Pétré-Grenouilleau et l'affaire Pederzoli
En 2010, Pétré-Grenouilleau, promu récemment Inspecteur Général de l'Education Nationale, rend visite à Catherine Pederzoli, professeur d'histoire-géographie dans un lycée de Nancy. Le rapport qu'il remet au ministre Luc Chatel va à nouveau susciter des vagues : il fait état "d'infraction au principe de laïcité", relève l'usage appuyé du mot Shoah au lieu du terme "plus neutre et juridiquement fondé de 'génocide'", conclusions sans appel qui aboutissent à une suspension de l'enseignante pour une durée de quatre mois.

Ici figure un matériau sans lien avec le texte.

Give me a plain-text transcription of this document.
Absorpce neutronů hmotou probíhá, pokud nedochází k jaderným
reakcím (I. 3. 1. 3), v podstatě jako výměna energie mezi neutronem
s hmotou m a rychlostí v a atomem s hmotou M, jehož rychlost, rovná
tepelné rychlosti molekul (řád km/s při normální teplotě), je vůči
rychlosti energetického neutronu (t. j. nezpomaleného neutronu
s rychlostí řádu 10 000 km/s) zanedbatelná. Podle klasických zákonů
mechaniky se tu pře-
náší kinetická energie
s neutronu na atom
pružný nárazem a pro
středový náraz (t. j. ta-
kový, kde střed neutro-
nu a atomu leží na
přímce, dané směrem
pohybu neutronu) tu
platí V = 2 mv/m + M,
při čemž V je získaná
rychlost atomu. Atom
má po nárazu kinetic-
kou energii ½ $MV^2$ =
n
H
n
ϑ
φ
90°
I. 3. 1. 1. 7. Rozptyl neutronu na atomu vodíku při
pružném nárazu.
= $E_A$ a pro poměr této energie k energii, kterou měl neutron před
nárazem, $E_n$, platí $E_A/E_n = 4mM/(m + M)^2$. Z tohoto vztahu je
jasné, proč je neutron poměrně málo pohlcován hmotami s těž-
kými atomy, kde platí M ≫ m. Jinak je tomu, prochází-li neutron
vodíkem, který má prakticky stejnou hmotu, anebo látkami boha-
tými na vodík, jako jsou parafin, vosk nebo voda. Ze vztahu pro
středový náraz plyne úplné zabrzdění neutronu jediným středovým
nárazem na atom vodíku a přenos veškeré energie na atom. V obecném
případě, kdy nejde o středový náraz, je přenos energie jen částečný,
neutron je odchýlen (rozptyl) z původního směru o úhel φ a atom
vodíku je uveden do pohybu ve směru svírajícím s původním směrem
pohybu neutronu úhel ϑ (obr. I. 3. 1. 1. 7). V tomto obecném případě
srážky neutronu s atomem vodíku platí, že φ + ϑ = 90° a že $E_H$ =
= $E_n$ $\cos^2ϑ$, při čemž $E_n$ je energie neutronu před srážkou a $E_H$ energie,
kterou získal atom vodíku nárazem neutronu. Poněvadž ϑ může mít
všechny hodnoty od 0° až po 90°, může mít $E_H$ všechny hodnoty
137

Bien évidemment, Catherine Pederzoli s'insurge contre le procès dont elle fait l'objet. Les spécialistes sont partagés. Selon Annette Wieviorka, historienne du génocide : "Au nom de quoi on imposerait un mot pour un interdire un autre ?" En tout cas, le rapport de l'inspecteur Pétré-Grenouilleau déclenche à nouveau la polémique. Celui-ci entend réaffirmer, en préférant le terme de "génocide", la volonté de refuser le chantage émotionnel puisé dans les souffrances du passé pour instrumentaliser l'histoire par des approximations et des analogies douteuses (Elodie Emery, "Affaire Pederzoli : le curieux destin d'Olivier Pétré-Grenouilleau", www.marianne2.fr, 14/10/2010).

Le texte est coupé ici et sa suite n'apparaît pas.